What is Morquio A?

Morquio A is a rare and progressive inherited disease. It affects everyone differently, impacting organs, bones, and other parts of the body. Morquio A is a form of mucopolysaccharidosis (MPS), a lysosomal storage disorder.

What happens in Morquio A?

  • People with Morquio A do not make enough of a specific enzyme (en·zyme) in their cells, called N-acetylgalactosamine-6 sulfatase, or GALNS (gal·en·es)
  • GALNS breaks down and recycles GAGs (gags), cellular waste that builds up inside cells. In Morquio A, the particular GAG is called keratan sulfate (KS)
  • GAGs collect in organs, bones, and other parts of the body
Healthy Cell
Healthy cell with a regular amount of GAGs

GALNS break down and
recycle GAGs.

Morquio A Cell
Morquio A cell with GAG buildup

Without enough GALNS, GAGs build up in cells throughout the body.

Cause & Genetics

Morquio A is caused by mutations in the GALNS gene. These mutations are why people with Morquio A do not make enough GALNS.

Morquio A is an autosomal (au·to·so·mel) recessive disease, which means both parents must have the same genetic mutation to pass on Morquio A.

  • Parents can either have Morquio A or be carriers of the mutation. Carriers are people who are healthy, but can still pass on their gene mutation
  • Both boys and girls can inherit Morquio A

If 2 parents who are carriers of Morquio A have a child, there is a:

  • 25% chance the child will inherit Morquio A
  • 50% chance the child is a carrier of the gene mutation (just like the parents)
  • 25% chance the child is healthy (neither inheriting Morquio A nor a carrier)


Morquio A is heterogeneous (het·er·o·ge·ne·ous), which means that for each person with Morquio A:

  • Signs and symptoms are different
  • Severity of signs and symptoms may vary

There are over 270 mutations of the GALNS gene, which may be why people with Morquio A experience varying symptoms and disease severity.

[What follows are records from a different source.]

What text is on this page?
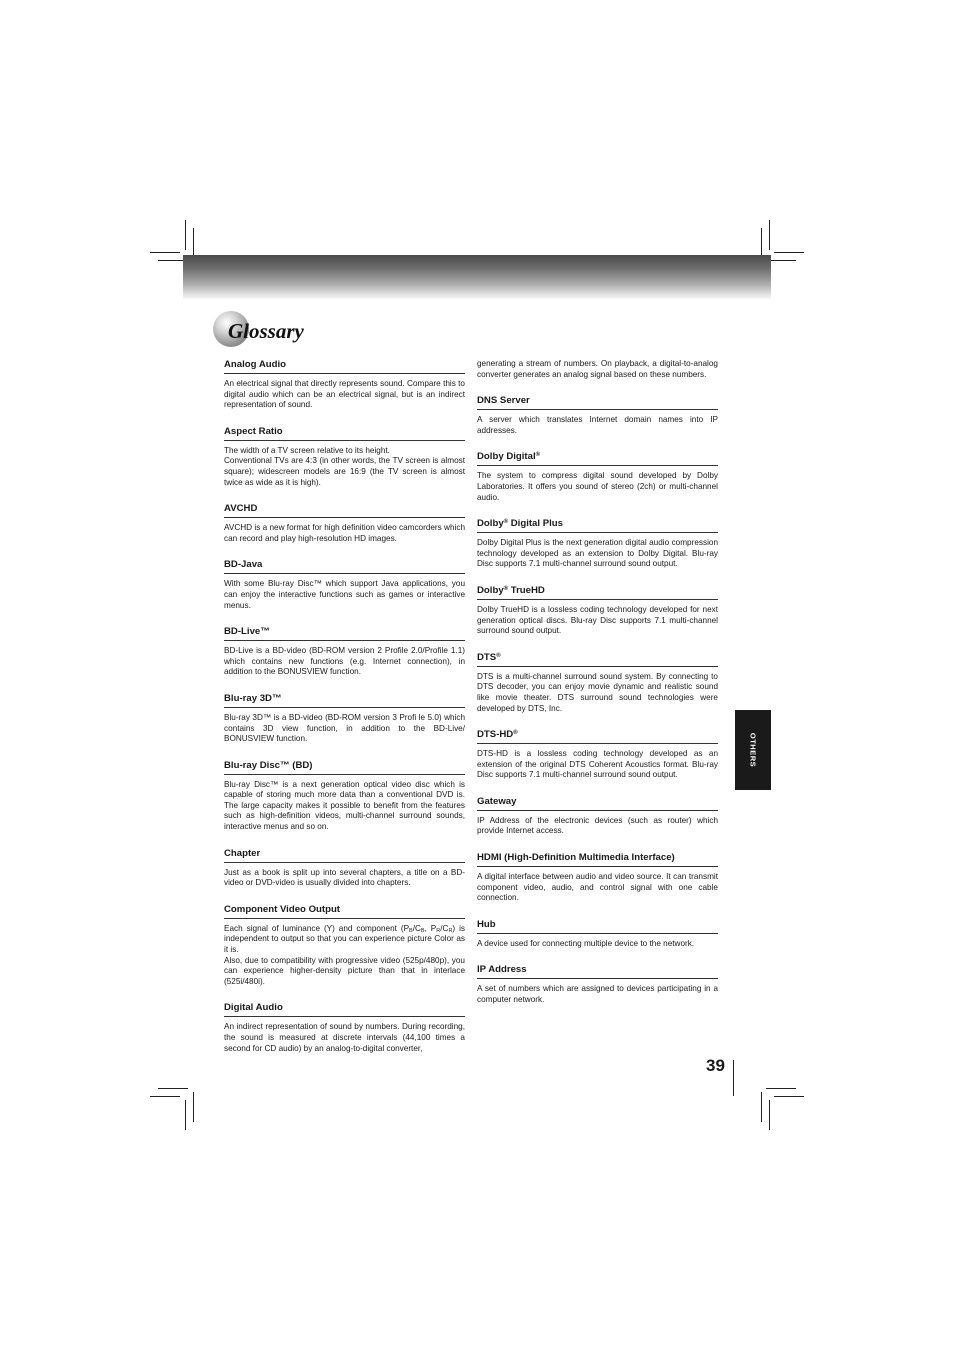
Glossary
Analog Audio

An electrical signal that directly represents sound. Compare this to digital audio which can be an electrical signal, but is an indirect representation of sound.

Aspect Ratio

The width of a TV screen relative to its height.

Conventional TVs are 4:3 (in other words, the TV screen is almost square); widescreen models are 16:9 (the TV screen is almost twice as wide as it is high).

AVCHD

AVCHD is a new format for high definition video camcorders which can record and play high-resolution HD images.

BD-Java

With some Blu-ray Disc™ which support Java applications, you can enjoy the interactive functions such as games or interactive menus.

BD-Live™

BD-Live is a BD-video (BD-ROM version 2 Profile 2.0/Profile 1.1) which contains new functions (e.g. Internet connection), in addition to the BONUSVIEW function.

Blu-ray 3D™

Blu-ray 3D™ is a BD-video (BD-ROM version 3 Profi le 5.0) which contains 3D view function, in addition to the BD-Live/ BONUSVIEW function.

Blu-ray Disc™ (BD)

Blu-ray Disc™ is a next generation optical video disc which is capable of storing much more data than a conventional DVD is. The large capacity makes it possible to benefit from the features such as high-definition videos, multi-channel surround sounds, interactive menus and so on.

Chapter

Just as a book is split up into several chapters, a title on a BD-video or DVD-video is usually divided into chapters.

Component Video Output

Each signal of luminance (Y) and component ($P_B/C_B$, $P_R/C_R$) is independent to output so that you can experience picture Color as it is.

Also, due to compatibility with progressive video (525p/480p), you can experience higher-density picture than that in interlace (525i/480i).

Digital Audio

An indirect representation of sound by numbers. During recording, the sound is measured at discrete intervals (44,100 times a second for CD audio) by an analog-to-digital converter,

generating a stream of numbers. On playback, a digital-to-analog converter generates an analog signal based on these numbers.

DNS Server

A server which translates Internet domain names into IP addresses.

Dolby Digital®

The system to compress digital sound developed by Dolby Laboratories. It offers you sound of stereo (2ch) or multi-channel audio.

Dolby® Digital Plus

Dolby Digital Plus is the next generation digital audio compression technology developed as an extension to Dolby Digital. Blu-ray Disc supports 7.1 multi-channel surround sound output.

Dolby® TrueHD

Dolby TrueHD is a lossless coding technology developed for next generation optical discs. Blu-ray Disc supports 7.1 multi-channel surround sound output.

DTS®

DTS is a multi-channel surround sound system. By connecting to DTS decoder, you can enjoy movie dynamic and realistic sound like movie theater. DTS surround sound technologies were developed by DTS, Inc.

DTS-HD®

DTS-HD is a lossless coding technology developed as an extension of the original DTS Coherent Acoustics format. Blu-ray Disc supports 7.1 multi-channel surround sound output.

Gateway

IP Address of the electronic devices (such as router) which provide Internet access.

HDMI (High-Definition Multimedia Interface)

A digital interface between audio and video source. It can transmit component video, audio, and control signal with one cable connection.

Hub

A device used for connecting multiple device to the network.

IP Address

A set of numbers which are assigned to devices participating in a computer network.

OTHERS
39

Every Person With Morquio A is Unique
Six patients showing range of presentation of Morquio A
REMEMBER: While each person’s experience with Morquio A is different, symptoms will progress over time. Find resources and tools to help you manage Morquio A.

Signs & Symptoms

When do signs and symptoms start?

The signs and symptoms of Morquio A affect individuals differently. For many, enough GAGs have built up by age 2 or 3 to start causing problems such as oddly shaped bones, knock knees, a curved spine, and irregular chest growth. For some people, more serious symptoms can begin at 6 months old, while others may not see initial symptoms (hip stiffness and pain) until the second decade of life. Regardless of when these various symptoms begin, Morquio A is a progressive disease that can change over time.

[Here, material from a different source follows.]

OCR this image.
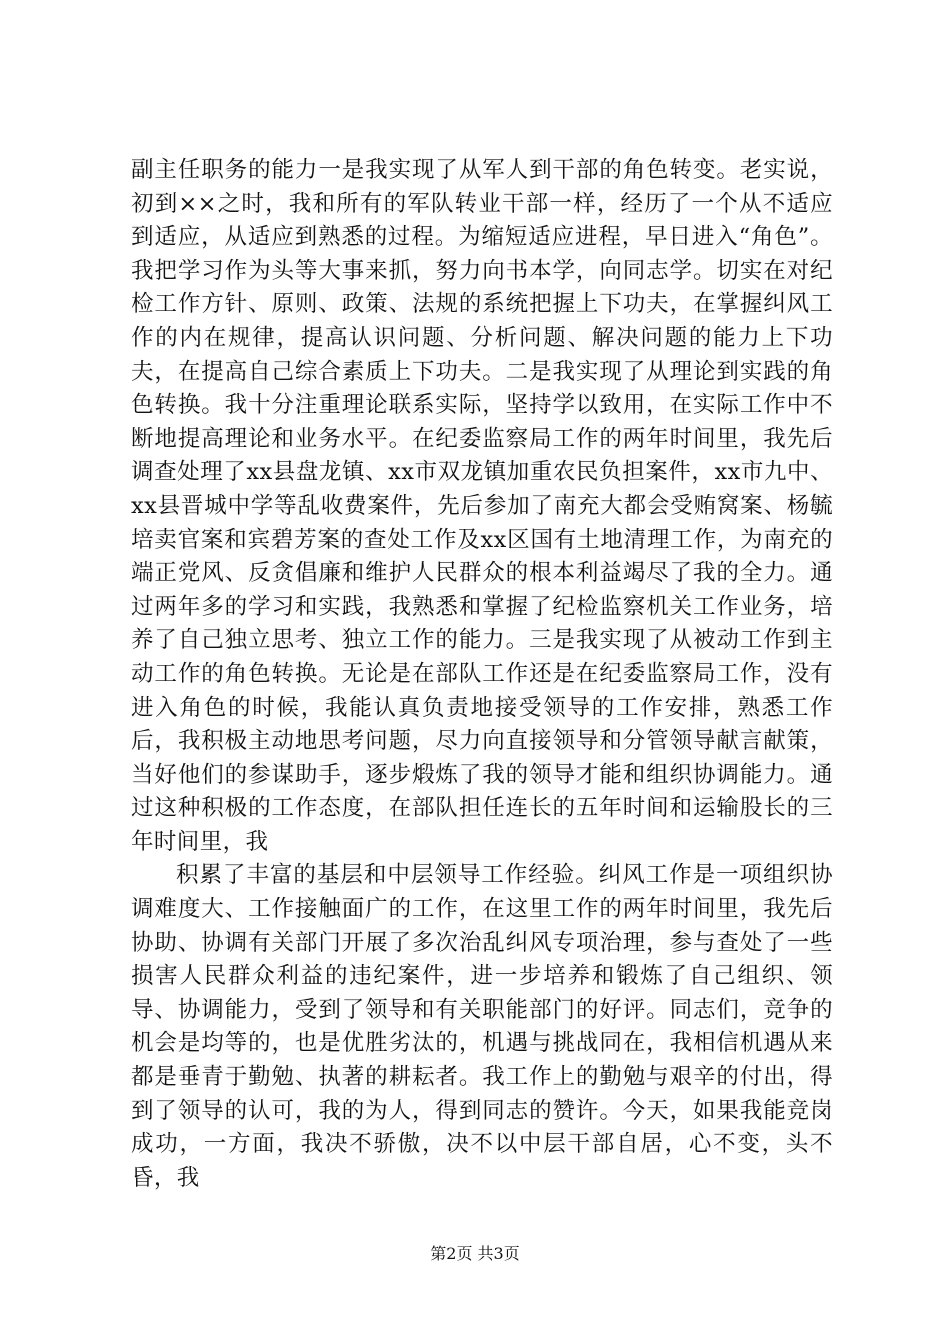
副主任职务的能力一是我实现了从军人到干部的角色转变。老实说，初到××之时，我和所有的军队转业干部一样，经历了一个从不适应到适应，从适应到熟悉的过程。为缩短适应进程，早日进入“角色”。我把学习作为头等大事来抓，努力向书本学，向同志学。切实在对纪检工作方针、原则、政策、法规的系统把握上下功夫，在掌握纠风工作的内在规律，提高认识问题、分析问题、解决问题的能力上下功夫，在提高自己综合素质上下功夫。二是我实现了从理论到实践的角色转换。我十分注重理论联系实际，坚持学以致用，在实际工作中不断地提高理论和业务水平。在纪委监察局工作的两年时间里，我先后调查处理了xx县盘龙镇、xx市双龙镇加重农民负担案件，xx市九中、xx县晋城中学等乱收费案件，先后参加了南充大都会受贿窝案、杨毓培卖官案和宾碧芳案的查处工作及xx区国有土地清理工作，为南充的端正党风、反贪倡廉和维护人民群众的根本利益竭尽了我的全力。通过两年多的学习和实践，我熟悉和掌握了纪检监察机关工作业务，培养了自己独立思考、独立工作的能力。三是我实现了从被动工作到主动工作的角色转换。无论是在部队工作还是在纪委监察局工作，没有进入角色的时候，我能认真负责地接受领导的工作安排，熟悉工作后，我积极主动地思考问题，尽力向直接领导和分管领导献言献策，当好他们的参谋助手，逐步煅炼了我的领导才能和组织协调能力。通过这种积极的工作态度，在部队担任连长的五年时间和运输股长的三年时间里，我

积累了丰富的基层和中层领导工作经验。纠风工作是一项组织协调难度大、工作接触面广的工作，在这里工作的两年时间里，我先后协助、协调有关部门开展了多次治乱纠风专项治理，参与查处了一些损害人民群众利益的违纪案件，进一步培养和锻炼了自己组织、领导、协调能力，受到了领导和有关职能部门的好评。同志们，竞争的机会是均等的，也是优胜劣汰的，机遇与挑战同在，我相信机遇从来都是垂青于勤勉、执著的耕耘者。我工作上的勤勉与艰辛的付出，得到了领导的认可，我的为人，得到同志的赞许。今天，如果我能竞岗成功，一方面，我决不骄傲，决不以中层干部自居，心不变，头不昏，我

第2页 共3页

In Morquio A, it is common for people to have complications in their:

  • Bones and spine
  • Lungs and airways
  • Heart
  • Eyes and ears
  • Teeth
  • Digestive tract

While Morquio A symptoms can vary, many patients may share yours. Read the stories of others with Morquio A by joining MorCommunity.

Tests & Diagnosis

Enzyme Activity: The “Gold Standard” for Diagnosis

Enzyme activity testing is considered the “gold standard” for diagnosing Morquio A. Usually done by analyzing a person’s blood, the enzyme test measures the activity of GALNS in the body.

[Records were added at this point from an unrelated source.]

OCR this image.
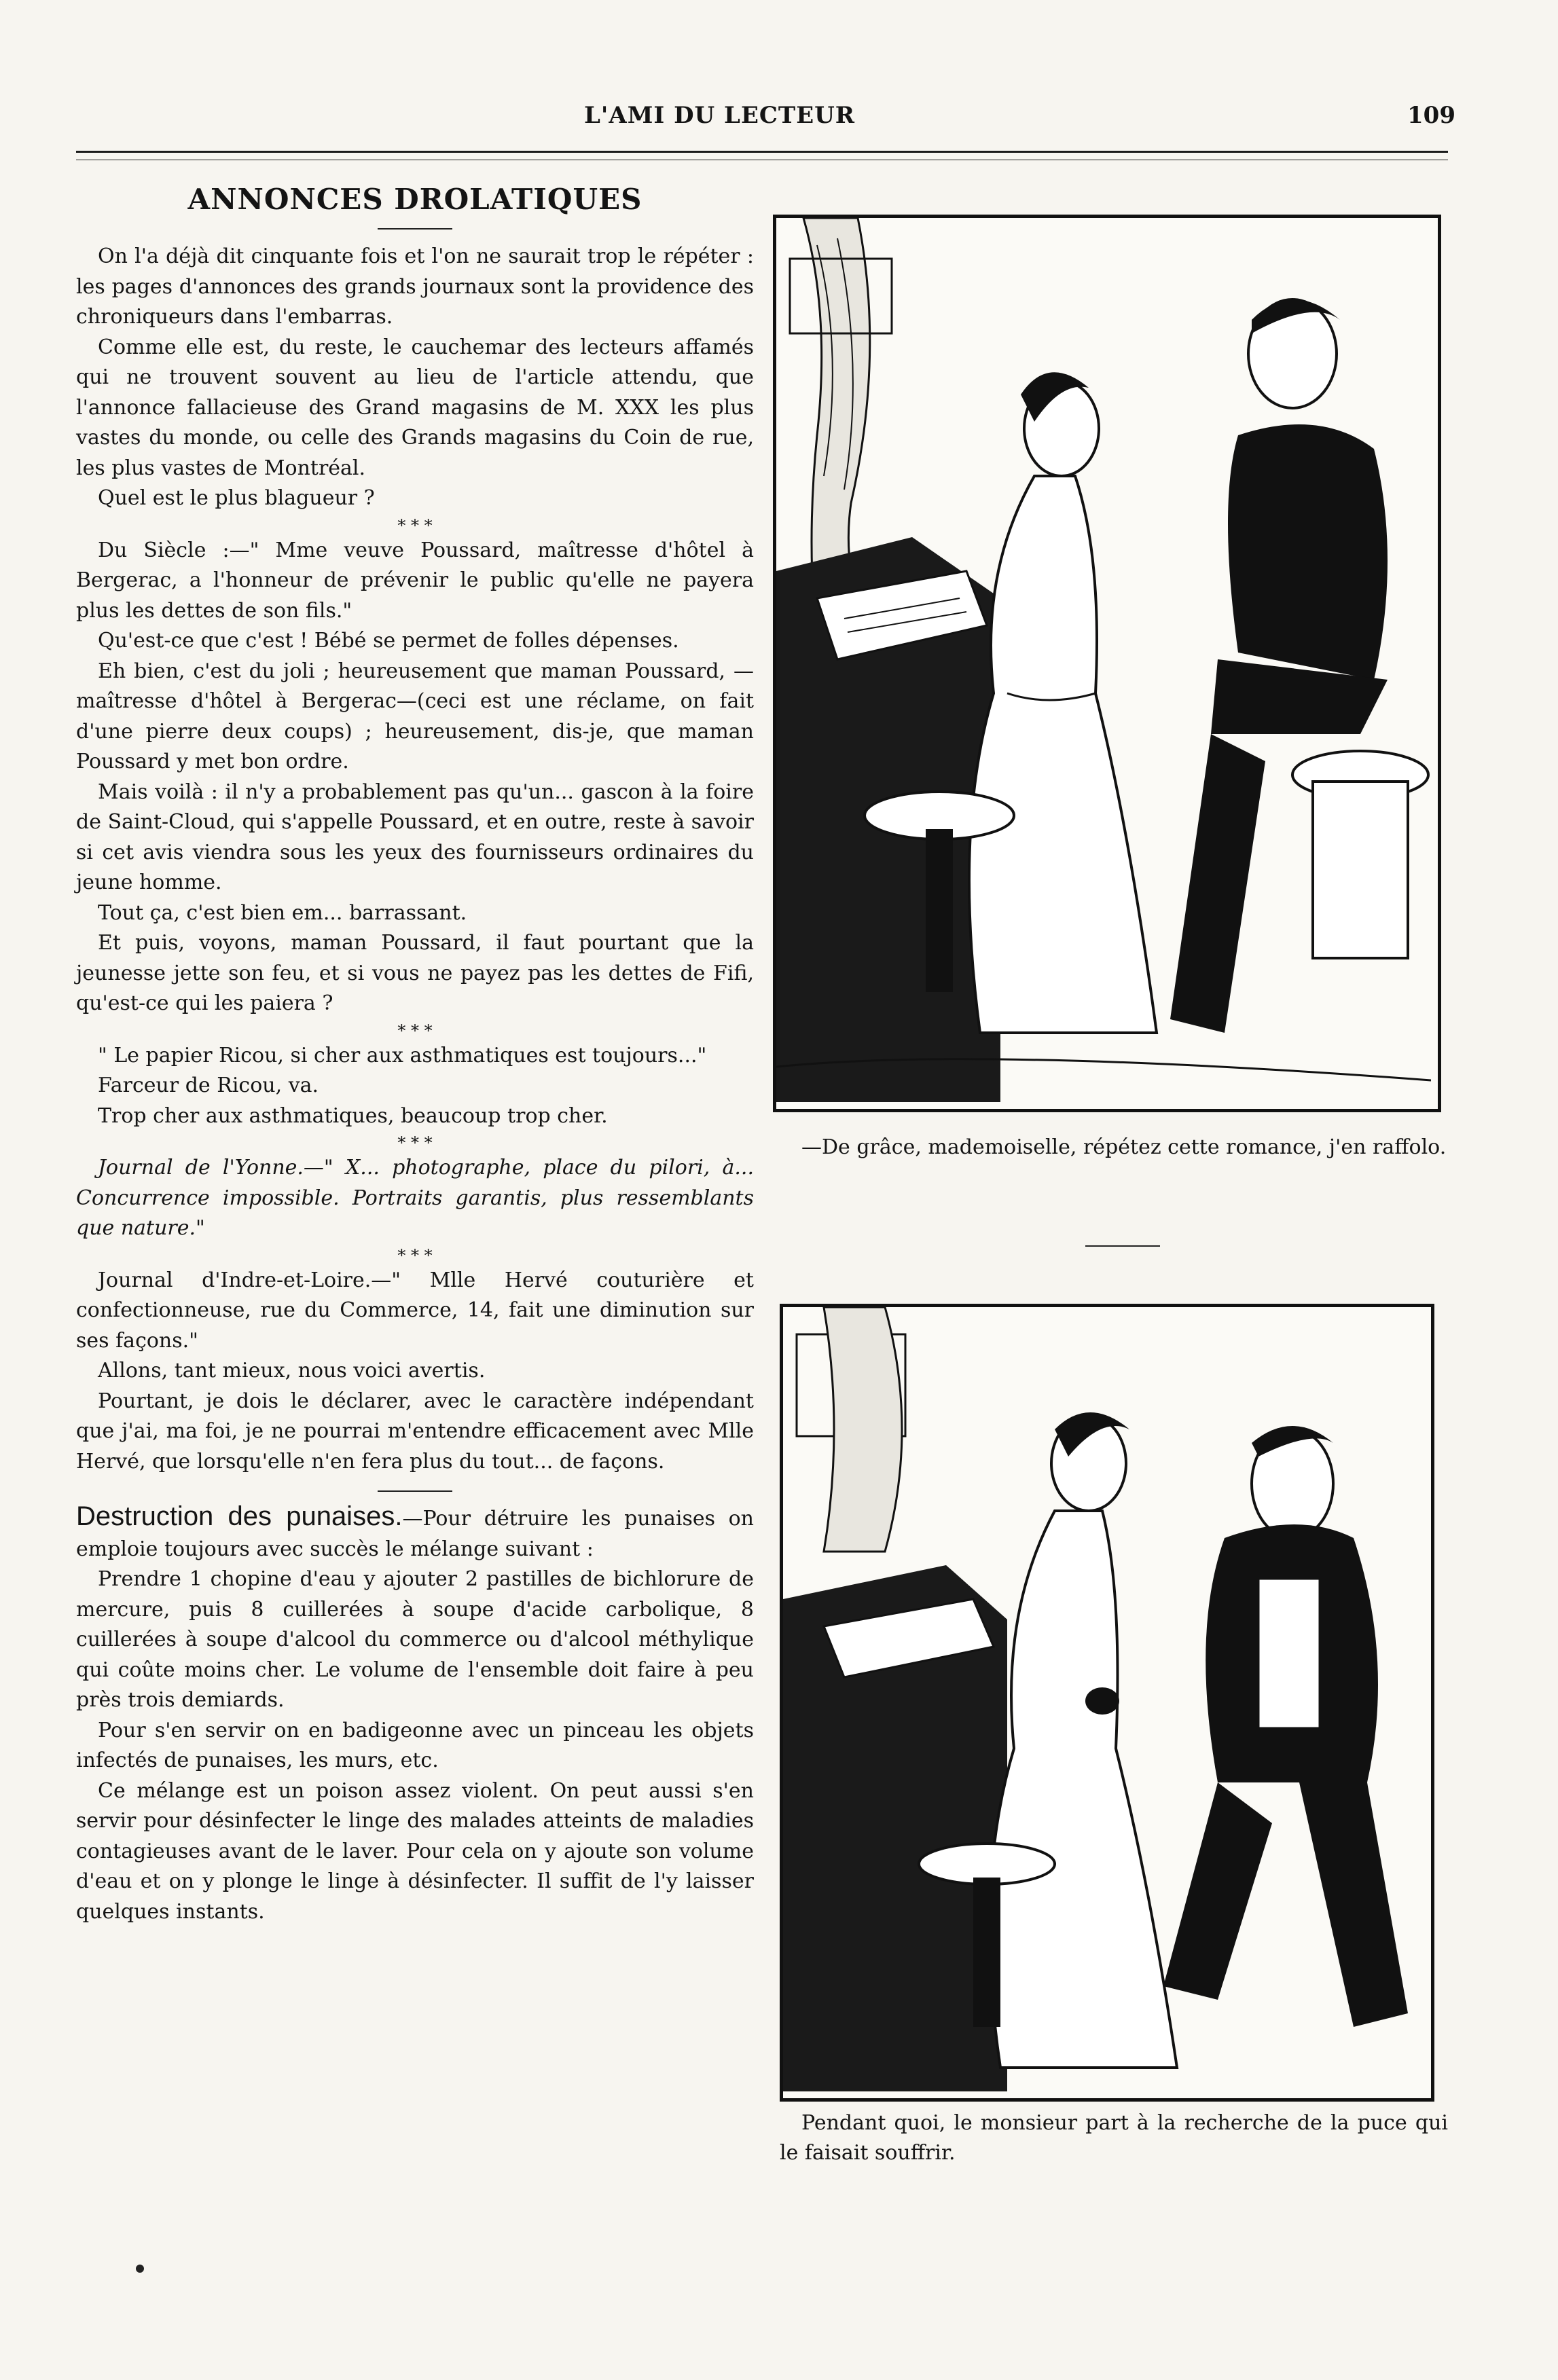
L'AMI DU LECTEUR	109
ANNONCES DROLATIQUES

On l'a déjà dit cinquante fois et l'on ne saurait trop le répéter : les pages d'annonces des grands journaux sont la providence des chroniqueurs dans l'embarras.

Comme elle est, du reste, le cauchemar des lecteurs affamés qui ne trouvent souvent au lieu de l'article attendu, que l'annonce fallacieuse des Grand magasins de M. XXX les plus vastes du monde, ou celle des Grands magasins du Coin de rue, les plus vastes de Montréal.

Quel est le plus blagueur ?

* * *

Du Siècle :—" Mme veuve Poussard, maîtresse d'hôtel à Bergerac, a l'honneur de prévenir le public qu'elle ne payera plus les dettes de son fils."

Qu'est-ce que c'est ! Bébé se permet de folles dépenses.

Eh bien, c'est du joli ; heureusement que maman Poussard, —maîtresse d'hôtel à Bergerac—(ceci est une réclame, on fait d'une pierre deux coups) ; heureusement, dis-je, que maman Poussard y met bon ordre.

Mais voilà : il n'y a probablement pas qu'un... gascon à la foire de Saint-Cloud, qui s'appelle Poussard, et en outre, reste à savoir si cet avis viendra sous les yeux des fournisseurs ordinaires du jeune homme.

Tout ça, c'est bien em... barrassant.

Et puis, voyons, maman Poussard, il faut pourtant que la jeunesse jette son feu, et si vous ne payez pas les dettes de Fifi, qu'est-ce qui les paiera ?

* * *

" Le papier Ricou, si cher aux asthmatiques est toujours..."

Farceur de Ricou, va.

Trop cher aux asthmatiques, beaucoup trop cher.

* * *

Journal de l'Yonne.—" X... photographe, place du pilori, à... Concurrence impossible. Portraits garantis, plus ressemblants que nature."

* * *

Journal d'Indre-et-Loire.—" Mlle Hervé couturière et confectionneuse, rue du Commerce, 14, fait une diminution sur ses façons."

Allons, tant mieux, nous voici avertis.

Pourtant, je dois le déclarer, avec le caractère indépendant que j'ai, ma foi, je ne pourrai m'entendre efficacement avec Mlle Hervé, que lorsqu'elle n'en fera plus du tout... de façons.

Destruction des punaises.—Pour détruire les punaises on emploie toujours avec succès le mélange suivant :

Prendre 1 chopine d'eau y ajouter 2 pastilles de bichlorure de mercure, puis 8 cuillerées à soupe d'acide carbolique, 8 cuillerées à soupe d'alcool du commerce ou d'alcool méthylique qui coûte moins cher. Le volume de l'ensemble doit faire à peu près trois demiards.

Pour s'en servir on en badigeonne avec un pinceau les objets infectés de punaises, les murs, etc.

Ce mélange est un poison assez violent. On peut aussi s'en servir pour désinfecter le linge des malades atteints de maladies contagieuses avant de le laver. Pour cela on y ajoute son volume d'eau et on y plonge le linge à désinfecter. Il suffit de l'y laisser quelques instants.

—De grâce, mademoiselle, répétez cette romance, j'en raffolo.
Pendant quoi, le monsieur part à la recherche de la puce qui le faisait souffrir.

When getting tested for Morquio A, your doctor may also perform:

Blood test tube icon

Urine test. This test measures the GAG level in a person’s urine

Molecular testing. This is an optional test that identifies mutations in the GALNS gene. Molecular testing is necessary for prenatal and genetic carrier testing. This can reduce the risk of passing the disease on in families.

Role of the geneticist and other specialists in diagnosis

People with Morquio A need a coordinated healthcare team that includes a geneticist and a variety of doctors called specialists.

Diagnosis of Morquio A requires a visit to a geneticist, a doctor who treats patients with genetic disorders.